Published April 29th, 2018 by Assaf Trafikant

Automatic 404 Report With Google Analytics

404 pages. Those pages that tell visitors that the page they were looking for no longer exists. It’s mainly a nightmare for people with websites that use multiple infrastructures, servers, CMSs, and dozens of ever-changing templates. These situations increase the chances that a page that was there one day would be gone the next and put a dent in user experience and, subsequently, business. The phrase “404 – page not found” appears on plenty of sites, but most people don’t know what that means, so in a sense, it’s jargon more than it is common knowledge. If a page on this site were to read “404”, it would be fine; for other websites, it’s best to tell the users something along the lines of “The page you were looking for no longer exists.”

On a blog with only several dozens of articles, it’s negligible, but on large sites, this is a real issue. Here’s my method for quickly creating a weekly 404 report via Google Analytics, so that you’ll be able to analyze the source of the 404 error and take care of everything on time.

Now, I know that many SEO tools do just that, but this is about analytics, right? As an alternative, you can repeat the same logic in Data Studio and have this report open all the time.

Creating a 404 report in Google Analytics, step by step
Go into your website, but this time pound out some nonexistent address – say, yourdomain.com/blabla – so that you will get directed to a 404 page.
Check out the site address: it may have stayed the same (that’s the case on this site), or it could have changed to domain.com/404 or similar.
Now, look at the name of the page you’re currently on, a.k.a Page Title. To see is, just hover over the relevant tab. Here’s what it looks like on entrepreneur.com:

As you can see, the page title is “Page Not Found..[..]”. On my site, it’s “404 – Assaf Trafikant”. To make a long story short, you should be aware of your 404-page title and URL.

Now, if you click here, you’ll import a nice 404 report into your analytics account. Here’s its structure:

  • Page: I want to see the URL address for the page that came up as 404.
  • Previous page path: Shows the page that preceded the 404 page, so that you can find out what led visitors there.
  • Pageviews: Shows the number of times the error occurred. You can use unique pageviews instead.
  • Filter: A filter that instructs Google only to show Page Titles that include the text “not found” or “404”. That’s how it is for me, but you can change it according to how your 404 page title is.
  • Your report should look like this:

Now, run the report and you will see results that need tending.
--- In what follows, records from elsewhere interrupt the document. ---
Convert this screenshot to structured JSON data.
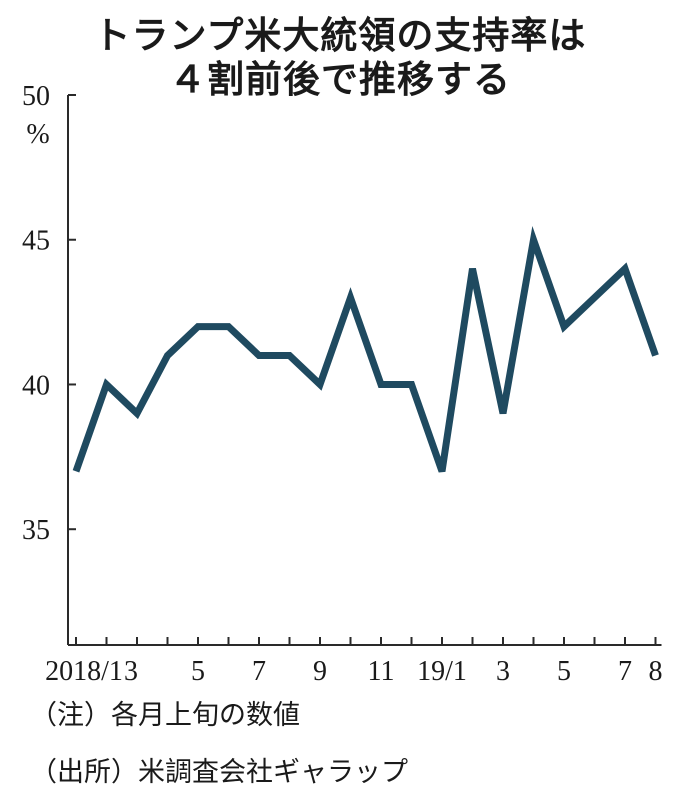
{
  "title_lines": [
    "トランプ米大統領の支持率は",
    "４割前後で推移する"
  ],
  "notes": [
    "（注）各月上旬の数値",
    "（出所）米調査会社ギャラップ"
  ],
  "colors": {
    "line": "#1f4a60",
    "axis": "#2a2a2a",
    "text": "#1a1a1a"
  },
  "chart_data": {
    "type": "line",
    "ylim": [
      31,
      50
    ],
    "y_unit": "%",
    "y_ticks": [
      35,
      40,
      45,
      50
    ],
    "x_tick_labels": [
      {
        "i": 0,
        "label": "2018/1"
      },
      {
        "i": 2,
        "label": "3"
      },
      {
        "i": 4,
        "label": "5"
      },
      {
        "i": 6,
        "label": "7"
      },
      {
        "i": 8,
        "label": "9"
      },
      {
        "i": 10,
        "label": "11"
      },
      {
        "i": 12,
        "label": "19/1"
      },
      {
        "i": 14,
        "label": "3"
      },
      {
        "i": 16,
        "label": "5"
      },
      {
        "i": 18,
        "label": "7"
      },
      {
        "i": 19,
        "label": "8"
      }
    ],
    "series": [
      {
        "x": [
          "2018/1",
          "2018/2",
          "2018/3",
          "2018/4",
          "2018/5",
          "2018/6",
          "2018/7",
          "2018/8",
          "2018/9",
          "2018/10",
          "2018/11",
          "2018/12",
          "2019/1",
          "2019/2",
          "2019/3",
          "2019/4",
          "2019/5",
          "2019/6",
          "2019/7",
          "2019/8"
        ],
        "values": [
          37,
          40,
          39,
          41,
          42,
          42,
          41,
          41,
          40,
          43,
          40,
          40,
          37,
          44,
          39,
          45,
          42,
          43,
          44,
          41
        ]
      }
    ],
    "grid": false
  }
}
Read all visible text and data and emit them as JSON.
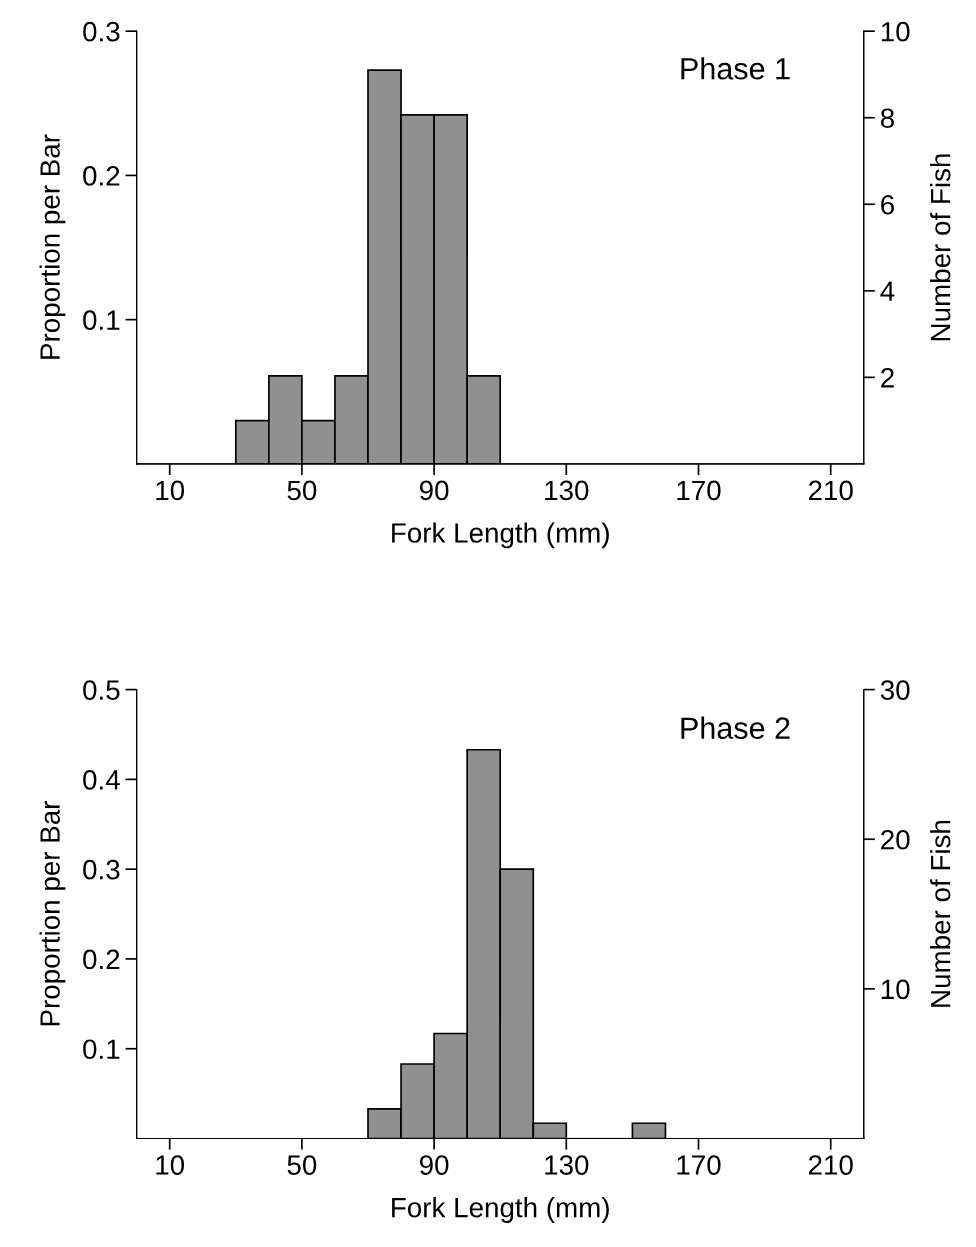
{
  "chart_data": [
    {
      "type": "histogram",
      "annotations": [
        "Phase 1"
      ],
      "xlabel": "Fork Length (mm)",
      "ylabel": "Proportion per Bar",
      "y2label": "Number of Fish",
      "bins": [
        30,
        40,
        50,
        60,
        70,
        80,
        90,
        100,
        110
      ],
      "values": [
        0.03,
        0.061,
        0.03,
        0.061,
        0.273,
        0.242,
        0.242,
        0.061
      ],
      "color": "#909090",
      "xlim": [
        0,
        220
      ],
      "xticks": [
        10,
        50,
        90,
        130,
        170,
        210
      ],
      "ylim": [
        0,
        0.3
      ],
      "yticks": [
        0.1,
        0.2,
        0.3
      ],
      "y2lim": [
        0,
        10
      ],
      "y2ticks": [
        2,
        4,
        6,
        8,
        10
      ],
      "grid": false
    },
    {
      "type": "histogram",
      "annotations": [
        "Phase 2"
      ],
      "xlabel": "Fork Length (mm)",
      "ylabel": "Proportion per Bar",
      "y2label": "Number of Fish",
      "bins": [
        70,
        80,
        90,
        100,
        110,
        120,
        130,
        140,
        150,
        160
      ],
      "values": [
        0.033,
        0.083,
        0.117,
        0.433,
        0.3,
        0.017,
        0,
        0,
        0.017
      ],
      "color": "#909090",
      "xlim": [
        0,
        220
      ],
      "xticks": [
        10,
        50,
        90,
        130,
        170,
        210
      ],
      "ylim": [
        0,
        0.5
      ],
      "yticks": [
        0.1,
        0.2,
        0.3,
        0.4,
        0.5
      ],
      "y2lim": [
        0,
        30
      ],
      "y2ticks": [
        10,
        20,
        30
      ],
      "grid": false
    }
  ]
}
All that’s left is to time the report to run once a week/month and send you the aggregated data.

Timing The Report

  • Run the report.
  • Below the table results, set the table to show 1000 pages. Even if you have only 10.
  • Above the report, click Share.
  • Fill in your email address, and set the report to be sent every Sunday/Monday as an Excel sheet. The report will automatically include data from the previous week. If you chose a monthly report, you’d get data going back one month.
  • Save, and you’re done!

A Couple More Things

  • SEO professionals use other tools to do the same thing. There are plenty of solutions out there.
  • The downside of the solution I suggest here is that it sends out a blank report if you didn’t have any 404s. If you want to get a report that’s only sent after a certain number of 404 hits has been reached, you’d have to use different tools. For large websites, I log in to Google Analytics via Supermetrics or similar, and extract every 404 hits to a Google Sheets spreadsheet; if the number of errors exceeds a set daily amount, I get an alert containing the data.